He smirked. “Oh, but I do.” His dark eyes roamed over my skimpy outfit, lingering on my naked legs. “Every inch of you.”
I shook off his grip. “You are insane. Get away from me.” He followed Luca without another word, but left one of his stupid baboons-slash-bodyguards with me. I was so angry, I wanted to run after him and pummel him to dust.
Instead I went over to Aria who looked lost as she stood unmoving in the center of the dance floor. “That asshole,” I muttered.
After a moment, her eyes settled on me. “Who?”
“Matteo. The guy has the nerve to tell me not to dance with other men. What is he? My owner. Fuck him.” Aria looked miles away. “Are you okay?”
She nodded. “Yeah. Let’s go to the bar.” Luca’s two lapdogs, Romero and Cesare, followed us and Aria lashed out at them. “Can you watch us from afar? You’re driving me crazy.”
Stunned, I watched as she rushed toward the bar and ordered drinks for us. Romero and Cesare were watching us with hawk eyes from afar. So much for feeling free and having fun. Anger at Matteo resurfaced again but I swallowed it. I wouldn’t let him ruin the evening.
“You can go dancing,” Aria said with a shaky smile, clinging to her drink like it was her lifeline.
“In a few minutes. You look pale.”
She didn’t look okay, and I wasn’t sure why she didn’t want to tell me what was bothering her. Though I really had no right to complain. After all, I still hadn’t told her about the kiss.
“I really need to go to the restroom,” I said after several minutes of silence.
“I need to sit for a few more minutes.”
I hesitated, wondering if it was a good idea to leave her, but it wasn’t like she was alone. After all, Romero never left her out of sight, thanks to Luca’s possessiveness.
I made my way toward the back of the bar where the restrooms were, trying not to lose my shit on Cesare who was like an annoying shadow. When I returned to the bar a few minutes later, all hell had broken lose. Aria was swaying and Cesare had to hold her up while Romero had his knife buried in some sleezebag’s leg. “You will follow us. If you try to run, you’ll die,” Romero growled.
“Aria?” I whispered, my heart pounding in my chest. She didn’t seem to hear me.
“Take her drink. But don’t drink,” Cesare told me. I picked up the glass, too shaken to be annoyed by his patronizing tone.
We made our way to the back and then down into a basement. Aria’s legs barely supported her. I stayed beside her the entire time. When we stepped into a sort of office, my eyes settled on Matteo who lounged in a chair. His gaze zoomed in on me before taking in the rest of the scene. He pushed to his feet. “What’s going on?”

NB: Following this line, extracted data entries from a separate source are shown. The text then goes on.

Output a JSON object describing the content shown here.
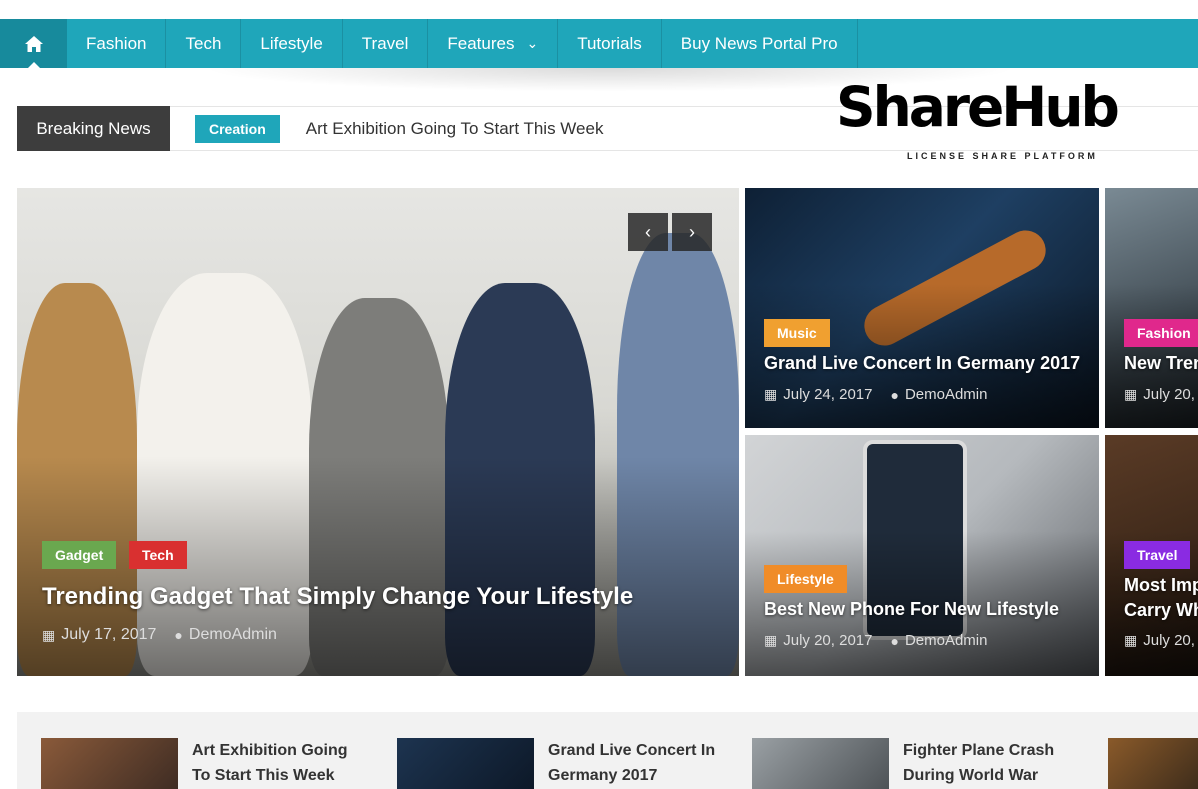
{
  "nav": {
    "home_icon": "home-icon",
    "items": [
      {
        "label": "Fashion"
      },
      {
        "label": "Tech"
      },
      {
        "label": "Lifestyle"
      },
      {
        "label": "Travel"
      },
      {
        "label": "Features",
        "has_dropdown": true
      },
      {
        "label": "Tutorials"
      },
      {
        "label": "Buy News Portal Pro"
      }
    ],
    "color": "#1fa6ba"
  },
  "breaking": {
    "label": "Breaking News",
    "category": "Creation",
    "title": "Art Exhibition Going To Start This Week"
  },
  "logo": {
    "text": "ShareHub",
    "subtitle": "LICENSE SHARE PLATFORM"
  },
  "featured": {
    "main": {
      "tags": [
        {
          "label": "Gadget",
          "color": "#6aa84f"
        },
        {
          "label": "Tech",
          "color": "#d93030"
        }
      ],
      "title": "Trending Gadget That Simply Change Your Lifestyle",
      "date": "July 17, 2017",
      "author": "DemoAdmin",
      "prev_icon": "chevron-left-icon",
      "next_icon": "chevron-right-icon"
    },
    "cards": [
      {
        "tag": "Music",
        "tag_color": "#f0a030",
        "title": "Grand Live Concert In Germany 2017",
        "date": "July 24, 2017",
        "author": "DemoAdmin"
      },
      {
        "tag": "Fashion",
        "tag_color": "#e0288c",
        "title": "New Tren",
        "date": "July 20,"
      },
      {
        "tag": "Lifestyle",
        "tag_color": "#f08c28",
        "title": "Best New Phone For New Lifestyle",
        "date": "July 20, 2017",
        "author": "DemoAdmin"
      },
      {
        "tag": "Travel",
        "tag_color": "#8a2be2",
        "title_line1": "Most Imp",
        "title_line2": "Carry Wh",
        "date": "July 20,"
      }
    ]
  },
  "bottom_list": [
    {
      "title_line1": "Art Exhibition Going",
      "title_line2": "To Start This Week"
    },
    {
      "title_line1": "Grand Live Concert In",
      "title_line2": "Germany 2017"
    },
    {
      "title_line1": "Fighter Plane Crash",
      "title_line2": "During World War"
    }
  ]
}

“Probably roofies,” Romero said.
Roofies? I narrowed my eyes at the asshole who’d drugged my sister. I wanted to hurt him, but the expression on Matteo’s face made it clear that I would get my wish. His eyes held a promise to me. I knew it was sick, but somehow this made me want to kiss him even more.
Something was so wrong with me.
Aria and I were sent away before Luca and Matteo started dealing with the bastard, and Romero led us out the backdoor toward an SUV. My heart clenched when I settled on the backseat with Aria’s head on my lap. She was so helpless. I stroked her hair as I listened to her rambling. The idea that someone wanted to hurt her scared the shit out of me. This was probably the first time that I was glad for our bodyguards. Without them that sick fuck would have kidnapped Aria and raped her. But I knew he’d get what he deserved, and I was oddly okay with it. I hated the mob and what it stood for, but right now I couldn’t bring myself to feel bad for Aria’s attacker. Maybe this was a sign of how much this life had shaped me, a sign of how messed up I was. I couldn’t get the look on Matteo’s face out of my head. That flicker of excitement as he pulled out his knife before Aria and I left the room. He and Luca were both monsters. I wasn’t sure yet who was the more dangerous of the two. But the worst thing was that part of me felt attracted to Matteo’s monstrous side.
Almost one month had passed since I’d last seen Matteo. Somehow his words about owning me still wouldn’t leave my mind. Every time I relived our kiss, I brought them to the forefront of my brain to let my anger wash away any kind of longing my body felt. The only reason why I even still remembered that stupid kiss was because things at home were so bad. I was constantly fighting with Father, most of the time about my habit of saying what I thought, just like today. “I don’t give a damn what’s expected of me.”